Pair Density Waves and Supercurrent Diode Effect in Altermagnets

TL;DR

This paper demonstrates that metallic altermagnets can host pair density wave states without external magnetic fields, exhibiting non-reciprocal supercurrents and potential supercurrent diode effects, advancing understanding of unconventional superconductivity.

Contribution

It reveals the emergence of pair density wave states in altermagnets driven by momentum-dependent spin splitting, including their supercurrent properties and experimental signatures.

Findings

Identification of pair density wave states in altermagnets.
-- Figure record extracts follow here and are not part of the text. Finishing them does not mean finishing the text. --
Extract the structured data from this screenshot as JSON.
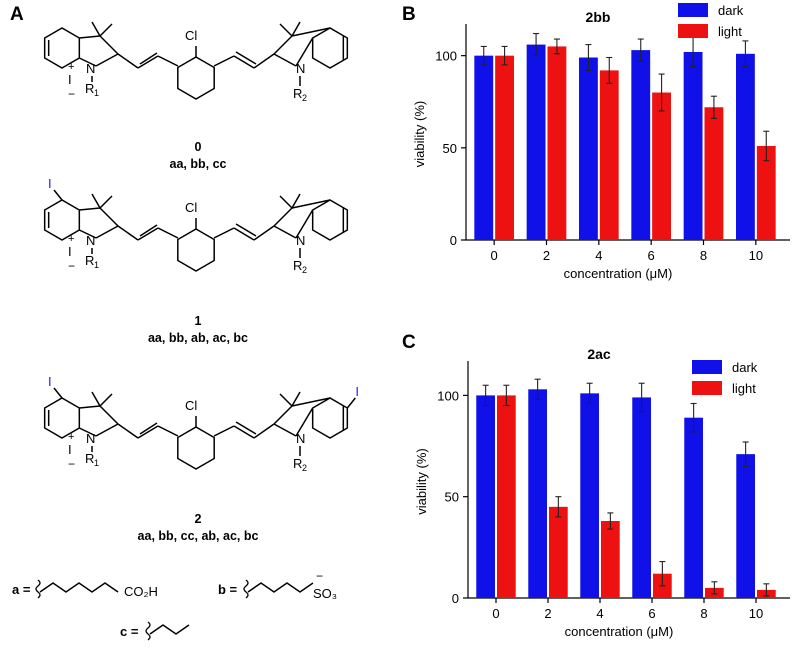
{
  "panels": {
    "a": "A",
    "b": "B",
    "c": "C"
  },
  "scheme": {
    "atoms": {
      "cl": "Cl",
      "iodo": "I",
      "n": "N",
      "r1": "R",
      "r1_sub": "1",
      "r2": "R",
      "r2_sub": "2",
      "plus": "+",
      "iodide": "I",
      "minus": "−"
    },
    "compounds": [
      {
        "id": "0",
        "variants": "aa, bb, cc"
      },
      {
        "id": "1",
        "variants": "aa, bb, ab, ac, bc"
      },
      {
        "id": "2",
        "variants": "aa, bb, cc, ab, ac, bc"
      }
    ],
    "substituents": {
      "a_label": "a =",
      "a_group": "CO₂H",
      "b_label": "b =",
      "b_group": "SO₃",
      "b_charge": "−",
      "c_label": "c ="
    }
  },
  "colors": {
    "dark": "#1010e8",
    "light": "#ee1111",
    "iodine": "#2222dd"
  },
  "chart_data": [
    {
      "type": "bar",
      "title": "2bb",
      "xlabel": "concentration (μM)",
      "ylabel": "viability (%)",
      "categories": [
        "0",
        "2",
        "4",
        "6",
        "8",
        "10"
      ],
      "ylim": [
        0,
        115
      ],
      "yticks": [
        0,
        50,
        100
      ],
      "legend": "top-right",
      "series": [
        {
          "name": "dark",
          "values": [
            100,
            106,
            99,
            103,
            102,
            101
          ],
          "errors": [
            5,
            6,
            7,
            6,
            8,
            7
          ]
        },
        {
          "name": "light",
          "values": [
            100,
            105,
            92,
            80,
            72,
            51
          ],
          "errors": [
            5,
            4,
            7,
            10,
            6,
            8
          ]
        }
      ]
    },
    {
      "type": "bar",
      "title": "2ac",
      "xlabel": "concentration (μM)",
      "ylabel": "viability (%)",
      "categories": [
        "0",
        "2",
        "4",
        "6",
        "8",
        "10"
      ],
      "ylim": [
        0,
        115
      ],
      "yticks": [
        0,
        50,
        100
      ],
      "legend": "top-right",
      "series": [
        {
          "name": "dark",
          "values": [
            100,
            103,
            101,
            99,
            89,
            71
          ],
          "errors": [
            5,
            5,
            5,
            7,
            7,
            6
          ]
        },
        {
          "name": "light",
          "values": [
            100,
            45,
            38,
            12,
            5,
            4
          ],
          "errors": [
            5,
            5,
            4,
            6,
            3,
            3
          ]
        }
      ]
    }
  ]
}
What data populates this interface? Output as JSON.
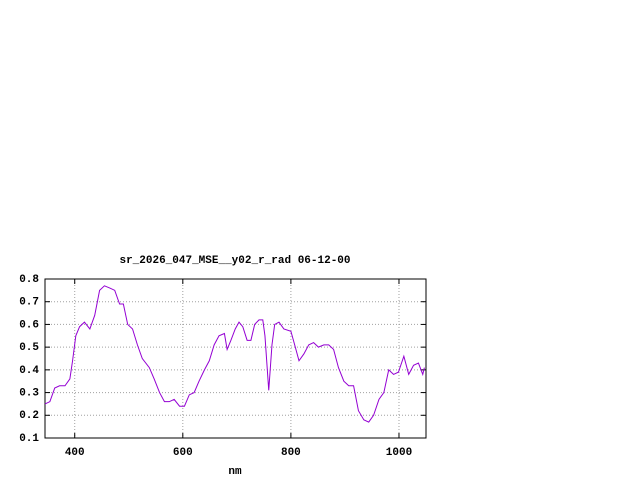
{
  "chart_data": {
    "type": "line",
    "title": "sr_2026_047_MSE__y02_r_rad 06-12-00",
    "x_label": "nm",
    "x": [
      345,
      354,
      363,
      372,
      382,
      391,
      396,
      402,
      409,
      418,
      428,
      437,
      446,
      455,
      465,
      474,
      483,
      490,
      498,
      507,
      516,
      525,
      538,
      547,
      557,
      566,
      575,
      584,
      594,
      603,
      612,
      621,
      630,
      640,
      649,
      658,
      667,
      677,
      682,
      689,
      697,
      704,
      711,
      719,
      726,
      733,
      741,
      748,
      752,
      759,
      765,
      770,
      778,
      787,
      800,
      807,
      815,
      824,
      833,
      842,
      851,
      861,
      870,
      879,
      888,
      898,
      907,
      916,
      925,
      935,
      944,
      953,
      963,
      972,
      981,
      990,
      999,
      1009,
      1018,
      1027,
      1036,
      1044,
      1047
    ],
    "series": [
      {
        "name": "sr_2026_047_MSE__y02_r_rad",
        "color": "#9400d3",
        "values": [
          0.25,
          0.26,
          0.32,
          0.33,
          0.33,
          0.36,
          0.44,
          0.55,
          0.59,
          0.61,
          0.58,
          0.64,
          0.75,
          0.77,
          0.76,
          0.75,
          0.69,
          0.69,
          0.6,
          0.58,
          0.51,
          0.45,
          0.41,
          0.36,
          0.3,
          0.26,
          0.26,
          0.27,
          0.24,
          0.24,
          0.29,
          0.3,
          0.35,
          0.4,
          0.44,
          0.51,
          0.55,
          0.56,
          0.49,
          0.53,
          0.58,
          0.61,
          0.59,
          0.53,
          0.53,
          0.6,
          0.62,
          0.62,
          0.55,
          0.31,
          0.51,
          0.6,
          0.61,
          0.58,
          0.57,
          0.51,
          0.44,
          0.47,
          0.51,
          0.52,
          0.5,
          0.51,
          0.51,
          0.49,
          0.41,
          0.35,
          0.33,
          0.33,
          0.22,
          0.18,
          0.17,
          0.2,
          0.27,
          0.3,
          0.4,
          0.38,
          0.39,
          0.46,
          0.38,
          0.42,
          0.43,
          0.38,
          0.41
        ]
      }
    ],
    "xlim": [
      345,
      1050
    ],
    "xticks": [
      400,
      600,
      800,
      1000
    ],
    "ylim": [
      0.1,
      0.8
    ],
    "yticks": [
      0.1,
      0.2,
      0.3,
      0.4,
      0.5,
      0.6,
      0.7,
      0.8
    ],
    "grid": true,
    "legend": false
  }
}
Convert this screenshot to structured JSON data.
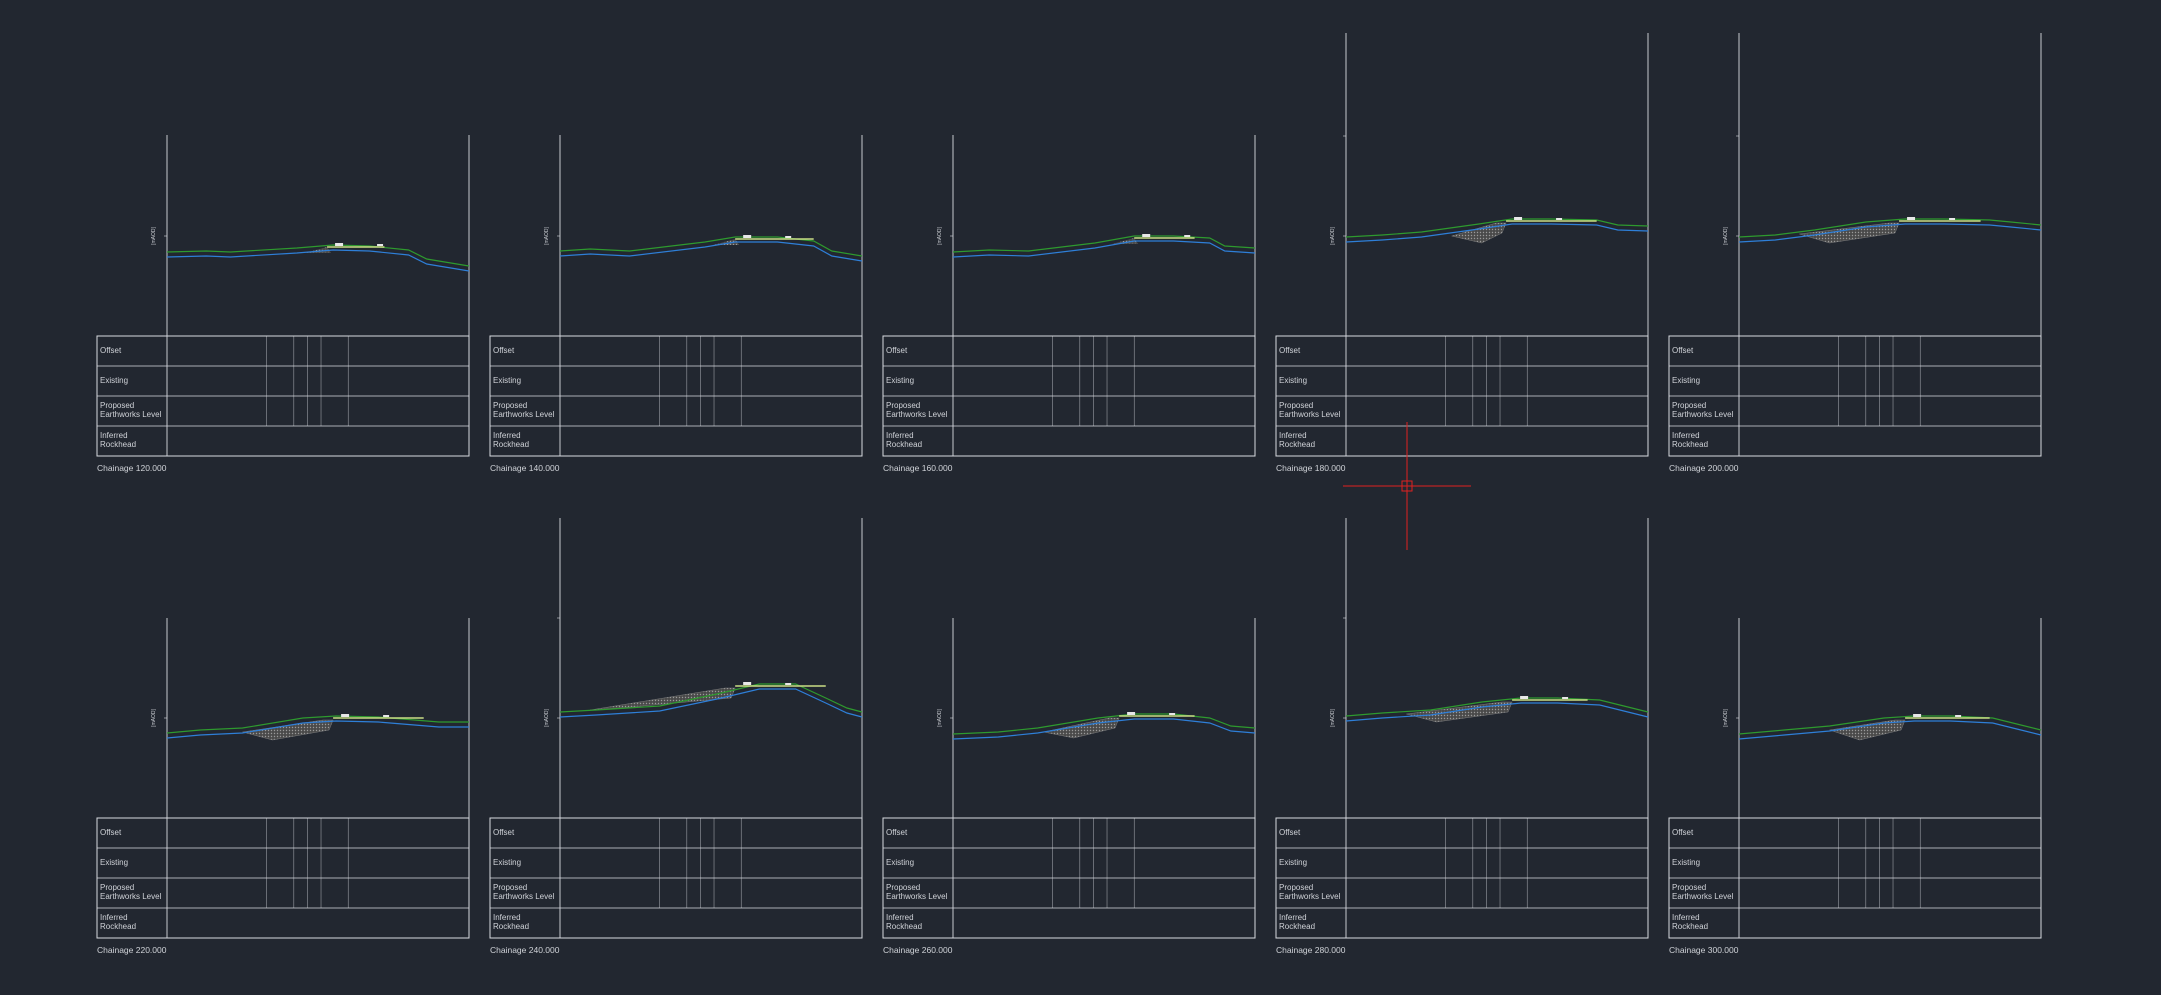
{
  "units_label": "[mAOD]",
  "row_labels": {
    "offset": "Offset",
    "existing": "Existing",
    "proposed": [
      "Proposed",
      "Earthworks Level"
    ],
    "inferred": [
      "Inferred",
      "Rockhead"
    ]
  },
  "sections": [
    {
      "chainage": "Chainage 120.000"
    },
    {
      "chainage": "Chainage 140.000"
    },
    {
      "chainage": "Chainage 160.000"
    },
    {
      "chainage": "Chainage 180.000"
    },
    {
      "chainage": "Chainage 200.000"
    },
    {
      "chainage": "Chainage 220.000"
    },
    {
      "chainage": "Chainage 240.000"
    },
    {
      "chainage": "Chainage 260.000"
    },
    {
      "chainage": "Chainage 280.000"
    },
    {
      "chainage": "Chainage 300.000"
    }
  ],
  "colors": {
    "background": "#222730",
    "frame": "#d8dbe0",
    "existing_ground": "#2e9a2e",
    "inferred_rockhead": "#2e7fd8",
    "proposed": "#c9dd86",
    "fill_hatch": "#6e6e6e",
    "crosshair": "#e02020"
  }
}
Discovery of non-reciprocal supercurrents in these states.

Proposal of supercurrent diode effect as an experimental probe.

Abstract

Metallic altermagnets are unusual collinear magnets that feature zero net magnetization with momentum-dependent spin splitting. Here, we show that this spin splitting can induce pair density wave states even in the absence of external magnetic fields. Focusing on BCS-type attractive interactions, we find the stabilization of symmetrically distinct pair density wave states depending on the chemical potential. These states include Fulde-Ferrell and Fulde-Ferrell* states, both of which break inversion symmetry. We investigate the supercurrent properties and discover non-reciprocal supercurrents for both the Fulde-Ferrell and Fulde-Ferrell* states with distinct spatial dependencies. We propose that the supercurrent diode effect can serve as an experimental tool for distinguishing between different pair density waves in metallic altermagnets and discuss the relation to material candidates.